Central hosts First Amendment Festival

Central+hosts+First+Amendment+Festival

Julia Moreno, News Editor

When Cynthia Mitchell, associate professor of journalism, first read in a survey that most students don’t understand the First Amendment, she wanted to scream.

“I thought to myself, ‘You’ve got to be kidding.’ How can I teach the next generation of journalists if they’re going to be working in a culture that doesn’t even understand and support its freedoms?” she said.

So she decided to do something about it. The result was the first First Amendment Festival at Central, which she created in the 2006-2007 school year.

That initial effort was a yearlong dialogue with 17 events that shined a light on the First Amendment. It included a series of speakers who talked about some of the most cherished rights for Americans.

However, while the event was beneficial to students and faculty on campus, Mitchell said it was not sustainable to do a year very often.

So, after taking a several-year hiatus from coordinating such an ambitious endeavor, Mitchell decided to bring it back as a more manageable, week-long festival in 2013.

That year, Mitchell brought in Glenn Greenwald.  the journalist best known for reporting the mass surveillance leaks of Edward Snowden. In 2014, the festival featured Mary Beth Tinker, who was only 13 years old when she was expelled from school in 1965 after exercising her First Amendment rights by wearing a black armband to protest the Vietnam War.

Last year, Mitchell and another Central professor, Jay Ball, collaborated on a performance about Rachel Corrie, a young woman from Evergreen College who was killed during a protest of the destruction of a Palestinian home in the Gaza Strip.

“It was incredibly moving,” Mitchell said. “Cindy and Craig Corrie have done incredible work to promote social justice in the wake of their tragic loss.”

This year, Mitchell is collaborating with the year of dialogue on mass incarceration. She’s also working with an event planning class to put on the events in the festival.

Normally, Mitchell and an intern will work together throughout winter and spring quarters to put on the four-day festival in May. All of the events are held in the Student Union and Recreation Building.

Travis Isaman, a senior public relations major and event coordinator for the festival, said this is his first time working at the event, but he has participated for the last three years.

“To me, the First Amendment is one of the most important aspects of American culture that often gets overlooked,” he said. “Though many people are afraid of getting stripped of these rights, many people are not even aware of what the First Amendment fully entails.”

He added that he’s most excited for the “Make Your Own Protest Sign” stations that will be set up from Monday to Thursday on both of the SURC patios.

“It is awesome to see all of the students who take part, marching around campus with a sign that allows them to flex their First Amendment rights,” he said.

Additionally, students can participate by leaving messages on the free speech walls on the East and West SURC patios. Students can write whatever they want on the walls, which will be up throughout the entire festival, according to Mitchell.

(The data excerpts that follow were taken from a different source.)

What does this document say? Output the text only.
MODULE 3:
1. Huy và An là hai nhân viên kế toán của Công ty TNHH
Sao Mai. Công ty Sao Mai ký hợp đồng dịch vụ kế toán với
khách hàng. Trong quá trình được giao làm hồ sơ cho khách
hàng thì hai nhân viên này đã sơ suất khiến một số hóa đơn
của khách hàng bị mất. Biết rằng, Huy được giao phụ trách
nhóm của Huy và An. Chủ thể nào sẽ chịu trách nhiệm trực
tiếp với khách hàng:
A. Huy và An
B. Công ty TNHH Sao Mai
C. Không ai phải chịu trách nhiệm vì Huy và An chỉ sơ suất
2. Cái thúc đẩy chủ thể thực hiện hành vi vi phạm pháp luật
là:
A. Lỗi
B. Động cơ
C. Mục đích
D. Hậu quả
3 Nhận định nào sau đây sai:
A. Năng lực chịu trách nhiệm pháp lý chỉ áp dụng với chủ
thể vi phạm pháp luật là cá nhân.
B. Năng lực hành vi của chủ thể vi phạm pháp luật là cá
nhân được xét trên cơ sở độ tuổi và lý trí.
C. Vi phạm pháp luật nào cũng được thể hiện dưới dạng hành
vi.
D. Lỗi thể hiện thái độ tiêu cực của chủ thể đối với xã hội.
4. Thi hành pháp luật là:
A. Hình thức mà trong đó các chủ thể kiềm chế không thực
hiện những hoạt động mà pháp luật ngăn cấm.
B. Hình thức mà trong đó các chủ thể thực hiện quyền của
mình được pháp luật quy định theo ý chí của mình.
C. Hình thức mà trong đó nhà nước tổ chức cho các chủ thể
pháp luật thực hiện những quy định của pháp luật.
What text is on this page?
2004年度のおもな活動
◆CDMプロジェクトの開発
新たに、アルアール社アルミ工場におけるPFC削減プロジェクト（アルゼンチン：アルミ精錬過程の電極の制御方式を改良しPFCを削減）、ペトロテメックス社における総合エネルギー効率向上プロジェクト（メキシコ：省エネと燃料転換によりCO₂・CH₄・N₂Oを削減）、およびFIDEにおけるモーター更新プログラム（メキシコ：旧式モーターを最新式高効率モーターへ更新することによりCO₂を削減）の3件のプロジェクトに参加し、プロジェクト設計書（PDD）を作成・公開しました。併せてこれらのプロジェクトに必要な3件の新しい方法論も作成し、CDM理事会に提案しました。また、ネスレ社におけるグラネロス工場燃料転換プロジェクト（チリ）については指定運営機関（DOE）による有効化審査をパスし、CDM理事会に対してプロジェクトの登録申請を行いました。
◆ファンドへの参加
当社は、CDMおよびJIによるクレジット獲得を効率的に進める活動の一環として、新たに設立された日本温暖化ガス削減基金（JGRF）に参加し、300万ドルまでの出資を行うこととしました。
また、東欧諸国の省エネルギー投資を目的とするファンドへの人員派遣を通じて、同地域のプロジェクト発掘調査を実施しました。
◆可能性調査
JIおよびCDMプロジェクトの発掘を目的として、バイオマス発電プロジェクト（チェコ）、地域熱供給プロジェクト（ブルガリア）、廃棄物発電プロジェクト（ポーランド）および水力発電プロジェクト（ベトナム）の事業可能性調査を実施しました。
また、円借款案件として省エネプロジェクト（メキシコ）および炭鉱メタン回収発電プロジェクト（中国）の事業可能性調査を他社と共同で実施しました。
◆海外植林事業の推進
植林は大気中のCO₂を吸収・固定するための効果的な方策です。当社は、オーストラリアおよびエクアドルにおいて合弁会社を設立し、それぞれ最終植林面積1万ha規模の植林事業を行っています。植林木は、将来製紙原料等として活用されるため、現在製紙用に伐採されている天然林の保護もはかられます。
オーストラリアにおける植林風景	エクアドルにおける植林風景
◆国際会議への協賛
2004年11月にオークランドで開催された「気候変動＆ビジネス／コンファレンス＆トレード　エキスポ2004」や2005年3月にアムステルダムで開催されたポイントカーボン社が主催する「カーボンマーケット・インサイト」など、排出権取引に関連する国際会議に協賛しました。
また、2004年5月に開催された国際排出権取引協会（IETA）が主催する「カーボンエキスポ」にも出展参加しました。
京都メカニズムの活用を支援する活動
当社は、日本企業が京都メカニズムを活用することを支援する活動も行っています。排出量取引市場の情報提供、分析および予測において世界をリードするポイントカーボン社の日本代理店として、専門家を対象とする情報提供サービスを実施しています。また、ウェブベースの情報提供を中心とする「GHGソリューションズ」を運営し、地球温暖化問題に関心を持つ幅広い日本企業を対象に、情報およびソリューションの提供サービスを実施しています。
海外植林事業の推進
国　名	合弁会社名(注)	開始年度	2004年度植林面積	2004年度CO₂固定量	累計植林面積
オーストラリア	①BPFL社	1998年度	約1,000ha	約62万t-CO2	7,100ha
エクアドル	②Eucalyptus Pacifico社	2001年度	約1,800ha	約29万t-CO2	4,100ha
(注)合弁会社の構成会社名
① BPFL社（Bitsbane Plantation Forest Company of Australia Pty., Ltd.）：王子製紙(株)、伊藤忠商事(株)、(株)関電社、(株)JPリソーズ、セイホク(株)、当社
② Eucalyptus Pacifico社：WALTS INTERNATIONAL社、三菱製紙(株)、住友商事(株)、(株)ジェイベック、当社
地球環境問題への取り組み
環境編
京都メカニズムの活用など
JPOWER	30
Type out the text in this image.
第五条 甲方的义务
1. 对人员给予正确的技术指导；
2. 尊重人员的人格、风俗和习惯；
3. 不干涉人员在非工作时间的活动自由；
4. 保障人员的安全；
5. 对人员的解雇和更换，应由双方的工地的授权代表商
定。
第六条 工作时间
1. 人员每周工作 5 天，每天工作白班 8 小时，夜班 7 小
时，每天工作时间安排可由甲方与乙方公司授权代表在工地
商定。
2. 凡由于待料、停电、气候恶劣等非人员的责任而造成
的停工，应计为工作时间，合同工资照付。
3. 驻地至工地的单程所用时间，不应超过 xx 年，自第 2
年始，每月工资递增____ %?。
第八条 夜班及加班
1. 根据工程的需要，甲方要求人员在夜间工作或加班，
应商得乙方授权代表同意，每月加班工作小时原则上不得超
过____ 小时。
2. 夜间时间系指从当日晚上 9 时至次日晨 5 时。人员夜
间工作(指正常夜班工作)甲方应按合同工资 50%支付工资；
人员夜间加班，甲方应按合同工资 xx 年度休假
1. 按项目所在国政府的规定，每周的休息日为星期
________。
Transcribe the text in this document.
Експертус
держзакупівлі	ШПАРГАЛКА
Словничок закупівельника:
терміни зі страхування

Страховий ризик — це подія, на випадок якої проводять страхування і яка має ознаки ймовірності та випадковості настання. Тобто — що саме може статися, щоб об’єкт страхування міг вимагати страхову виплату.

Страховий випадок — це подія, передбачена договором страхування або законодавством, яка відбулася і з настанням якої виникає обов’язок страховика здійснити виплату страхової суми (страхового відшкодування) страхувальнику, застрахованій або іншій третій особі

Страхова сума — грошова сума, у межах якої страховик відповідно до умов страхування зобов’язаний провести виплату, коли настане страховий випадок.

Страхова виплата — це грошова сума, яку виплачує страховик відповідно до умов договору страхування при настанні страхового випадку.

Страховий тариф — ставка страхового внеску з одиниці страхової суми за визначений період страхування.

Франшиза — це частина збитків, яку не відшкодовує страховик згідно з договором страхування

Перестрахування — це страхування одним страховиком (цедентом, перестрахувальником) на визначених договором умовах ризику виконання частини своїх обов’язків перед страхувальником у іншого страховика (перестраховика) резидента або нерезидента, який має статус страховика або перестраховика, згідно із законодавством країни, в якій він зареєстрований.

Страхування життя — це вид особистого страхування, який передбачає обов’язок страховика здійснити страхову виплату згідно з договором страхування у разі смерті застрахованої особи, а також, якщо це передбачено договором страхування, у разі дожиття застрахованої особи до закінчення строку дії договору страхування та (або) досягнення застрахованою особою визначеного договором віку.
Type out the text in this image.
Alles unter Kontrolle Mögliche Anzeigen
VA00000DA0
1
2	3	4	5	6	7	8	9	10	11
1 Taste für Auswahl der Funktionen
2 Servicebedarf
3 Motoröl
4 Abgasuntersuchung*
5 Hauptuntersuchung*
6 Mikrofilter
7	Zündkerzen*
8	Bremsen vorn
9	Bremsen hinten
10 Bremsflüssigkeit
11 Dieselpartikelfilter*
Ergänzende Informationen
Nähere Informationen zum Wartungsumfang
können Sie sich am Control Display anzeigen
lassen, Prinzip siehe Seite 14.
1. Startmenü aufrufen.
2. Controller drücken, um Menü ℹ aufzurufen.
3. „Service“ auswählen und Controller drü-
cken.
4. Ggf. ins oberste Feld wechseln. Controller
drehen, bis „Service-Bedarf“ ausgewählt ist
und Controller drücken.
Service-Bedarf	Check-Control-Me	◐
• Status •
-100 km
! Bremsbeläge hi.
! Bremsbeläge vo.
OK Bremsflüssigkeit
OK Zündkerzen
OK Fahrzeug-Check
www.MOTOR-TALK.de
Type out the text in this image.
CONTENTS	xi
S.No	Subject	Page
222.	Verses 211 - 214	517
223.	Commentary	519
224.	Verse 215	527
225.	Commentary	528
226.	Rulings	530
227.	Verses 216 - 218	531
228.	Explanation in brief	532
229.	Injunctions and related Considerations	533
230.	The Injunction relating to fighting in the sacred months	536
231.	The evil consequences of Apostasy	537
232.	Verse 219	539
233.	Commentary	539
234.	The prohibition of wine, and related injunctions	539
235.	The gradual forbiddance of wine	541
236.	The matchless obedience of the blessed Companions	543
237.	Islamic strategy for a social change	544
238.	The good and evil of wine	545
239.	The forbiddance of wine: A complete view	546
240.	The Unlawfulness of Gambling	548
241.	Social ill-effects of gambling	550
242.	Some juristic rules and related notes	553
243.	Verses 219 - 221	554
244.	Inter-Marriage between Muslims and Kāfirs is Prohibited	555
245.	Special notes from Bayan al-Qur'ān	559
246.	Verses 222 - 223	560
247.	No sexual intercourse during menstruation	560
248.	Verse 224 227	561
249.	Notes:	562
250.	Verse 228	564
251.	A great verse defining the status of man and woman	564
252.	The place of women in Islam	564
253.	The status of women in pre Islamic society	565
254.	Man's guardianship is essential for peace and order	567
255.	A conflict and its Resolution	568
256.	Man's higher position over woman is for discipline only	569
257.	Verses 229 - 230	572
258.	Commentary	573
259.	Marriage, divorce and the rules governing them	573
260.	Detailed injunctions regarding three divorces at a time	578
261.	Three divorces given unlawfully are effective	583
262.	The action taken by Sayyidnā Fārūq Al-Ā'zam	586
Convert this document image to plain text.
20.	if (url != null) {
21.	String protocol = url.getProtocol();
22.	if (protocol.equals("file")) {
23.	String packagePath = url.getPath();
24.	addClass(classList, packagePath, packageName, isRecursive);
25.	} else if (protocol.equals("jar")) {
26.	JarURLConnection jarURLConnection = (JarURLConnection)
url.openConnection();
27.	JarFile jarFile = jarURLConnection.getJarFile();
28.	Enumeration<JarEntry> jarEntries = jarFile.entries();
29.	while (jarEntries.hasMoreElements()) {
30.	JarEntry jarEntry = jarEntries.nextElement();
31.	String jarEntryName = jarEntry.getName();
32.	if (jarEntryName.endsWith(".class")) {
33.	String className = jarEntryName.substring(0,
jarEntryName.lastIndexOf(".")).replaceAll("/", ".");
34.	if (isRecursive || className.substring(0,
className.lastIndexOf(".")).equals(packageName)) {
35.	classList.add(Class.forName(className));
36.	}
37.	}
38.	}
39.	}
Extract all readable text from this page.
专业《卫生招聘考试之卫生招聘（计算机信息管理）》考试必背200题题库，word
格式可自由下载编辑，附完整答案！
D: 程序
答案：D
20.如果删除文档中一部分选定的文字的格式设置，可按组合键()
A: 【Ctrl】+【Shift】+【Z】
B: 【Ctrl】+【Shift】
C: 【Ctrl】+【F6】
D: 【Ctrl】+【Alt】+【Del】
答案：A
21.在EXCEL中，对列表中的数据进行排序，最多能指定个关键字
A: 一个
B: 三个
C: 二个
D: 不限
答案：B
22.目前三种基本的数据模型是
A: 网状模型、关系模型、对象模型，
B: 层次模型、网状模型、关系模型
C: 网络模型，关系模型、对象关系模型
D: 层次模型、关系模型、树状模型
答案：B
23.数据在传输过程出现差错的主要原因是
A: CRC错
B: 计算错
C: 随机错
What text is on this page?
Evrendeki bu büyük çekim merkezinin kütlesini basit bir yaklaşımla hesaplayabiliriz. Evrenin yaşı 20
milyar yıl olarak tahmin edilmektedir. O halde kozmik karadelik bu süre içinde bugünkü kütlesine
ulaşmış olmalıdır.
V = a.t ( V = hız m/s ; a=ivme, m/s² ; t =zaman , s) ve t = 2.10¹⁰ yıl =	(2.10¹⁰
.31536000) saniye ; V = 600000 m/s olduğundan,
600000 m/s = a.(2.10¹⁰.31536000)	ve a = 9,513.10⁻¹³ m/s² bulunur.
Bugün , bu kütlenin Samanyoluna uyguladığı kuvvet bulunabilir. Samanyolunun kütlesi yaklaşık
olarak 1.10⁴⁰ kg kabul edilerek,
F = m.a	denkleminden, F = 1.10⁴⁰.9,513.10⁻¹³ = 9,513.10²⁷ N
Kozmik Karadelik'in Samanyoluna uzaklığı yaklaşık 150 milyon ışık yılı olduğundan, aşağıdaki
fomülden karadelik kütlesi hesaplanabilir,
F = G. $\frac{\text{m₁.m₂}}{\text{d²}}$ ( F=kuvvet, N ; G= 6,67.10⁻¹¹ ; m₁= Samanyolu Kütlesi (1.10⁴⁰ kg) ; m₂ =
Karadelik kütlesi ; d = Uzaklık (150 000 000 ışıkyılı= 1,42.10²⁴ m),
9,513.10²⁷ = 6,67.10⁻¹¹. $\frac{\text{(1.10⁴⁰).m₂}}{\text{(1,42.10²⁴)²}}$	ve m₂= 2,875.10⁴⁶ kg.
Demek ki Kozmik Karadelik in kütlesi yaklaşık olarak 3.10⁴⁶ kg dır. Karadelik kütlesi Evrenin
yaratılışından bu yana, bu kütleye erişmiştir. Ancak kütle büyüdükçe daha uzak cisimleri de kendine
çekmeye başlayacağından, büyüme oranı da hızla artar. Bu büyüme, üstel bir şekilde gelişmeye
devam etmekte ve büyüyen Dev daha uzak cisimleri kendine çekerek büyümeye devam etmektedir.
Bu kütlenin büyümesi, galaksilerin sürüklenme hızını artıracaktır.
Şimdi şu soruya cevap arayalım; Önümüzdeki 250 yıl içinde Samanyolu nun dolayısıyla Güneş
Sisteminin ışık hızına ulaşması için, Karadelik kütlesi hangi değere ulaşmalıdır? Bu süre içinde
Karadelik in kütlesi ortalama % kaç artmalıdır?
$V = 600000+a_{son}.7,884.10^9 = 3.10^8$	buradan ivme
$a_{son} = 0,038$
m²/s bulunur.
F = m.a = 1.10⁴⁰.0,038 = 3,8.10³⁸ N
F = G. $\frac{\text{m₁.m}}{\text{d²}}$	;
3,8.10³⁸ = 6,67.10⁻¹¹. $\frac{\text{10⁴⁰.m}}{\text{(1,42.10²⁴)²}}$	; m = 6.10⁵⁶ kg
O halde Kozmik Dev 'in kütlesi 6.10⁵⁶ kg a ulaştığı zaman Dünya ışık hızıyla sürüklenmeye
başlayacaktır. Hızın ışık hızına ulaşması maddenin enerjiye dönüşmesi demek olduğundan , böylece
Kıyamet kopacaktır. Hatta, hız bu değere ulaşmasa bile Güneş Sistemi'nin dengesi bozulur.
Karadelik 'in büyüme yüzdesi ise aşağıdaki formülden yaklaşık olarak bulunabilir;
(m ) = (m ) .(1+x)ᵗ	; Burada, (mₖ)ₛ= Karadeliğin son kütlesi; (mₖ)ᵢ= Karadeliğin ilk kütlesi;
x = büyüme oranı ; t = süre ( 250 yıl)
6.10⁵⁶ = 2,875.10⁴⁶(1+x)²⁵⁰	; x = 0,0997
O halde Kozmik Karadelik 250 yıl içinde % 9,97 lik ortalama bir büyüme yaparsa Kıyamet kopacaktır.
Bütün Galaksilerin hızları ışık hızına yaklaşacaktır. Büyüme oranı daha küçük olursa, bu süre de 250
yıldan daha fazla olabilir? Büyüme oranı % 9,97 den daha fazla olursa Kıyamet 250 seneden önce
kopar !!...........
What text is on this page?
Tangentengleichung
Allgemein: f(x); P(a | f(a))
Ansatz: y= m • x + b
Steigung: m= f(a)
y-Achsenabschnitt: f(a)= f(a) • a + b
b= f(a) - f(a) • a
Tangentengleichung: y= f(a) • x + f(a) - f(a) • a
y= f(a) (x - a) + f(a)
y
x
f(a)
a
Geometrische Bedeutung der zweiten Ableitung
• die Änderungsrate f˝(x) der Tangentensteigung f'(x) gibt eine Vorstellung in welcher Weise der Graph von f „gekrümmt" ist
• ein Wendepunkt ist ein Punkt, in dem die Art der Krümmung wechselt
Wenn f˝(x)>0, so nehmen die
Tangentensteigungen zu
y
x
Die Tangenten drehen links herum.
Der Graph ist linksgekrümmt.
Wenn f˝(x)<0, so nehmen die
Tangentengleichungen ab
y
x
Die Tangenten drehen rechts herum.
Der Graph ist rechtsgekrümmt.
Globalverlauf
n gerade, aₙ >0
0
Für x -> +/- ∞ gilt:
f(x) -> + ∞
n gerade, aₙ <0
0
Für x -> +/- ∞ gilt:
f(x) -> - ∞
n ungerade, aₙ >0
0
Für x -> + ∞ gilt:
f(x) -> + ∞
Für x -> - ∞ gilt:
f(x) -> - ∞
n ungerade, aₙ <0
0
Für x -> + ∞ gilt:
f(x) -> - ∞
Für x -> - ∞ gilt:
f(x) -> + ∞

On Monday and Tuesday, the SURC Pit will be the site of a series of debates. Students can pick a side regarding the recent legalization of marijuana in Washington, and say what’s on their minds regarding the upcoming presidential election.

On Wednesday, Pulitzer Prize-winning author Douglas Blackmon will be the festival’s keynote speaker. His book, “Slavery by Another Name: The Re-Enslavement of Black Americans from the Civil War to World War II,” highlights the injustices against and persistent enslavement of African Americans from 1865 into the 20th century.

“It’s fundamental to American democracy. Democracy can’t work without it [The First Amendment] that’s one thing the founding fathers were completely right about,” Blackmon said. “They absolutely understood it had to be [a] wide open, independent, exchange of information or democracy couldn’t work. Any kind of a free market society can’t work if there are controls on the flow of information.”

On Thursday, students can give up their First Amendment rights for a piece of free pizza at ‘Food For Thought’ on the SURC East Patio.

“People don’t know what to expect, but they find out pretty quickly that you can’t sit with your friends because that’s freedom of assembly,” Mitchell said with a smile. “We have a complaint box and a complaints table, but nobody staffs it and you can’t put anything in it because that’s freedom of petition.”

Mitchell said around a dozen students dress up in all black and carry billy clubs to act as enforcers.

Additionally, students dressed in religious garb or acting as journalists will be hauled away by the enforcers to demonstrate what would happen if the First Amendment was taken away.

For the latter, Mitchell herself gets involved by taking on the role of a protester, which gets her hauled off by the enforcers.

“Even though I’ve done this how many times, and I plan it,” she said, “it still really pisses me off at a real gut level when they try to drag me away, like ‘No! That’s my right!”